Friday, October 31, 2014

Review: Bellman and Black by Diane Setterfield

Several years ago I read Diane Setterfield's The Thirteenth Tale, a book with books on the cover, a main character who is a biographer, and her subject who is a reclusive author. It was billed as gothic and mysterious, which are two adjectives from which I generally shy away. But the connection with books and the buzz it was generating was too hard to resist. And I liked it. I liked it enough to pick up Bellman and Black, the second offering from Setterfield, despite the fact that it is billed as a gothic ghost story. And although its subject matter is further afield from what usually read, it promised to be an interesting look into the height of the industrial revolution and the morbid Victorian celebration of death.

Rooks are incredibly intelligent birds. They have been documented making and using tools, they are thought to have long memories, and they are often found in myth as birds of prophecy and as symbols of death. There is something preternaturally intriguing about them for sure. When young William Bellman wants to show off his new catapult to his friends, he chooses to shoot a rock at a distant rook, killing it on impact. After admiring the true shot, he and his friends all go home and forget about the dead rook. But the parish, building, clamour, parliament, storytelling, or whatever collective noun you choose, of rooks do not forget their fallen comrade.

Life goes on for William though and he seems to live a good and charmed one at that. He learns his uncle's cloth dyeing textile business. He marries happily and has several children. He is wildly successful, well liked, and intelligent. But then tragedy overtakes him. First some of childhood friends die untimely deaths. Then his wife and all but one of his children succumb to an epidemic. As he lays in the graveyard consumed with grief and worry about his final living child who is clearly dying as well, a mysterious stranger who had appeared at all of the funerals William himself has had to attend over the past few years happens upon him and plants an idea, an opportunity arising out of the ashes of the dead, in William's head. William agrees to this deal and his daughter Dora slowly starts to recover. He stops caring about the dyeing industry and turns his attention to the business of death and mourning, building an enormous monument to the grave, a funerary emporium, death's department store. He creates Bellman and Black, purveyors of all things needed to mourn and to die.

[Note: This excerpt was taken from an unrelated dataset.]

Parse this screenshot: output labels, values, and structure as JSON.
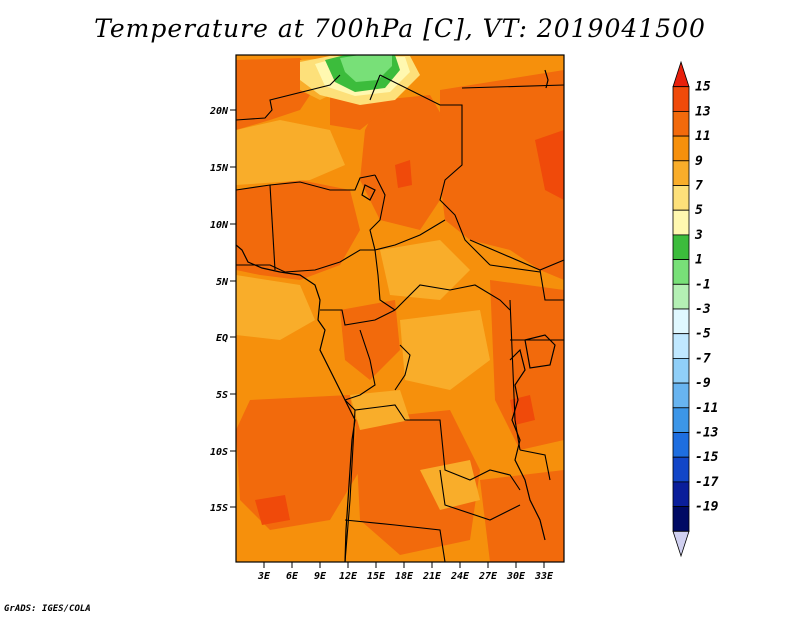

Setterfield has written an unsettling story that is no traditional ghost story. Certainly Bellman is haunted by the death he caused so long ago and the losses he suffers in his own life but there is something more, something subtle, dark, and somber to this tale than just a simple ghost story. Almost half of the novel details the charmed life that William leads, going into detail about the processes in the cloth industry. He seems truly to be "to the good" until his own grief threatens to pull him into the grave that so many of his beloved already inhabit. And then he changes, becoming melancholy, obsessed with death, gloomy, and cold. He is driven to make his new business a success and he does that even as the narrative tension starts to tauten with an ominous unease. As those around him wonder about the shadowy Mr. Black, the reader must wonder too if he in fact exists or is just the tortured image of Bellman's increasingly unsettled mind.

Setterfield skillfully evokes the Victorian sensibility with her writing. Through the characters of William and the mysterious stranger, she offers half hidden and obscured intentions that make the story a degree more menacing than it might be otherwise. The interspersed passages about rooks and the mythology behind them are interesting, especially as they are symbols of memory, and these bits certainly add a creepy fascination to the reading. And yet there is little here to keep the reader turning pages beyond Bellman's torments as few of the other characters are well enough described to hold the reader's attention. Setterfield is a writer who knows how to use and manipulate language beautifully but this novel just doesn't have the fullness of an intriguing story behind it on which to hang those elegant and precise words.

Thanks to the publisher for sending me a copy of this book for review.